Davanamede TTB Merkezi Kurulu Başkanlığı ve Şebnem Korur Fincancı’nın düşman olarak gösterildiğini, Ama davanamenin düzenlendiği tarihte kimlerin Merkez Kurulu üyesi olduğuna dair bir tespitin yapılmadığını bildiren avukatlar, vazifesine nihayet verilmesi istenen şahısların Laf haklarının ihlalinin hukuka terslik teşkil edeceğini öne sürdü. Avukatlar, bu nedenle davanın adaptan reddine karar verilmesini talep etti. Hakim, bu talebi de reddetti. Fincancı’nın avukatı Oya Meriç ise TTB Merkez Kurulu Liderinin, konsey üyeleri içinden seçildiğini, bu nedenle müvekkilinin misyondan alınmasına yönelik bağımsız bir talebin ileri sürülemeyeceğini söyledi ve adaba ait itirazda bulundu.
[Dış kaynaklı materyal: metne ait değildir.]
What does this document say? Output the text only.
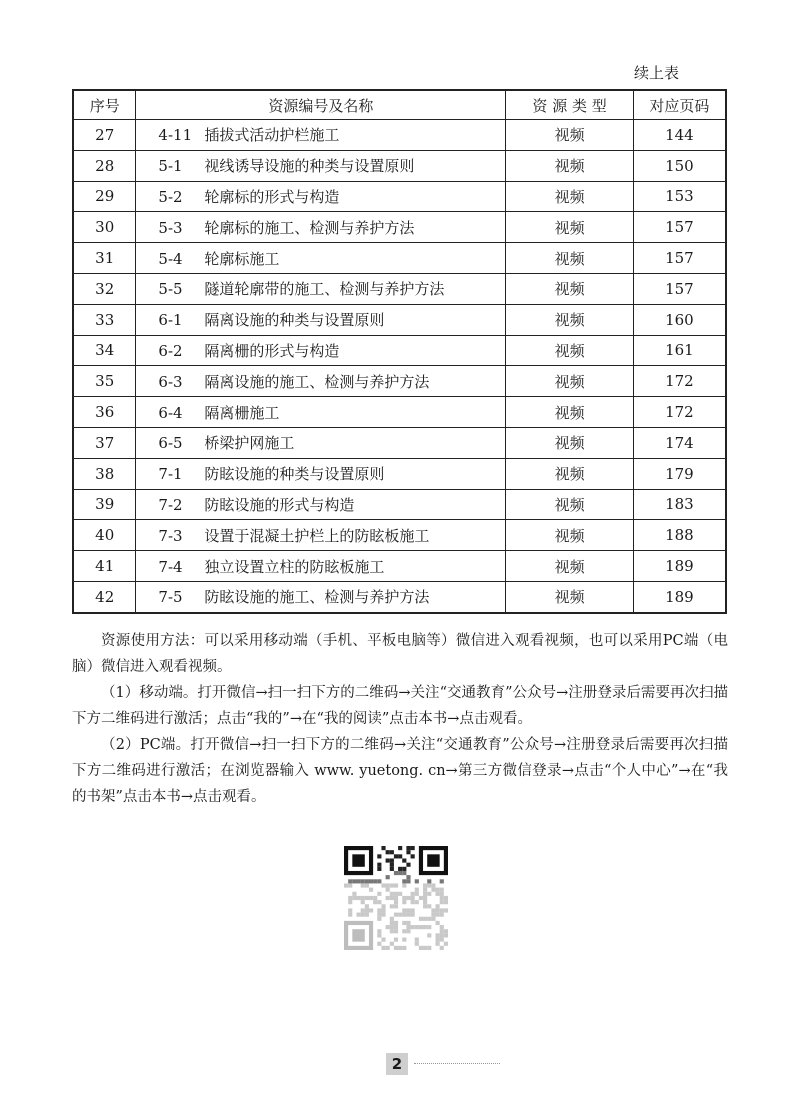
续上表
序号	资源编号及名称	资 源 类 型	对应页码
27	4-11 插拔式活动护栏施工	视频	144
28	5-1 视线诱导设施的种类与设置原则	视频	150
29	5-2 轮廓标的形式与构造	视频	153
30	5-3 轮廓标的施工、检测与养护方法	视频	157
31	5-4 轮廓标施工	视频	157
32	5-5 隧道轮廓带的施工、检测与养护方法	视频	157
33	6-1 隔离设施的种类与设置原则	视频	160
34	6-2 隔离栅的形式与构造	视频	161
35	6-3 隔离设施的施工、检测与养护方法	视频	172
36	6-4 隔离栅施工	视频	172
37	6-5 桥梁护网施工	视频	174
38	7-1 防眩设施的种类与设置原则	视频	179
39	7-2 防眩设施的形式与构造	视频	183
40	7-3 设置于混凝土护栏上的防眩板施工	视频	188
41	7-4 独立设置立柱的防眩板施工	视频	189
42	7-5 防眩设施的施工、检测与养护方法	视频	189

资源使用方法：可以采用移动端（手机、平板电脑等）微信进入观看视频，也可以采用PC端（电脑）微信进入观看视频。

（1）移动端。打开微信→扫一扫下方的二维码→关注“交通教育”公众号→注册登录后需要再次扫描下方二维码进行激活；点击“我的”→在“我的阅读”点击本书→点击观看。

（2）PC端。打开微信→扫一扫下方的二维码→关注“交通教育”公众号→注册登录后需要再次扫描下方二维码进行激活；在浏览器输入 www. yuetong. cn→第三方微信登录→点击“个人中心”→在“我的书架”点击本书→点击观看。

2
Avukat Meriç’in itirazının da reddi ve duruşmada tahkikat kademesine geçileceğinin belirtilmesi üzerine Laf Meydan avukatlar, Adalet unsuruna muhalif devinim ettiğini öne sürdükleri hakimin reddini istedi. Reddi Yargıç talebi üzerine mahkeme, ret talebinin incelenmesi için mütalaa evrakının bir üst mahkemeye gönderilmesine hükmetti ve davayı erteledi. 

“TTB bilimsel doğruları savunmaya devam edecektir”

Türk Tabipleri Birliği (TTB) Merkez Konseyi’nin misyondan alınması için açılan davanın duruşması Ankara 31’inci Asliye Ceza Mahkemesi’nde yapıldı. TTB genel Sekreteri Vedat Bulut, duruşma öncesi “TTB Merkez Kurulu bütün baskılara Karşın mesleğin etik prensiplerinden, meslektaşlarının emeği için uğraş etmekten ve toplumun sıhhat hakkından Ödün vermeksizin bilimsel doğruları savunmaya devam edecektir” açıklamasını yaptı. Birçok Uğraş örgütleri ve sendikalar TTB’ye takviye için Ankara Dışkapı Adliyesi önünde bir ortaya geldi.

Türk Tabipleri Birliği (TTB), Merkez Konseyi’nin vazifeden alınması için açılan dava Ankara 31’inci Asliye Ceza Mahkemesi’nde görüldü. Duruşma öncesi birçok demokratik kitle örgütleri, sendikalar, Uğraş odaları Ankara Dışkapı Adliyesi önünde bir ortaya geldi ve basın açıklaması yapıldı.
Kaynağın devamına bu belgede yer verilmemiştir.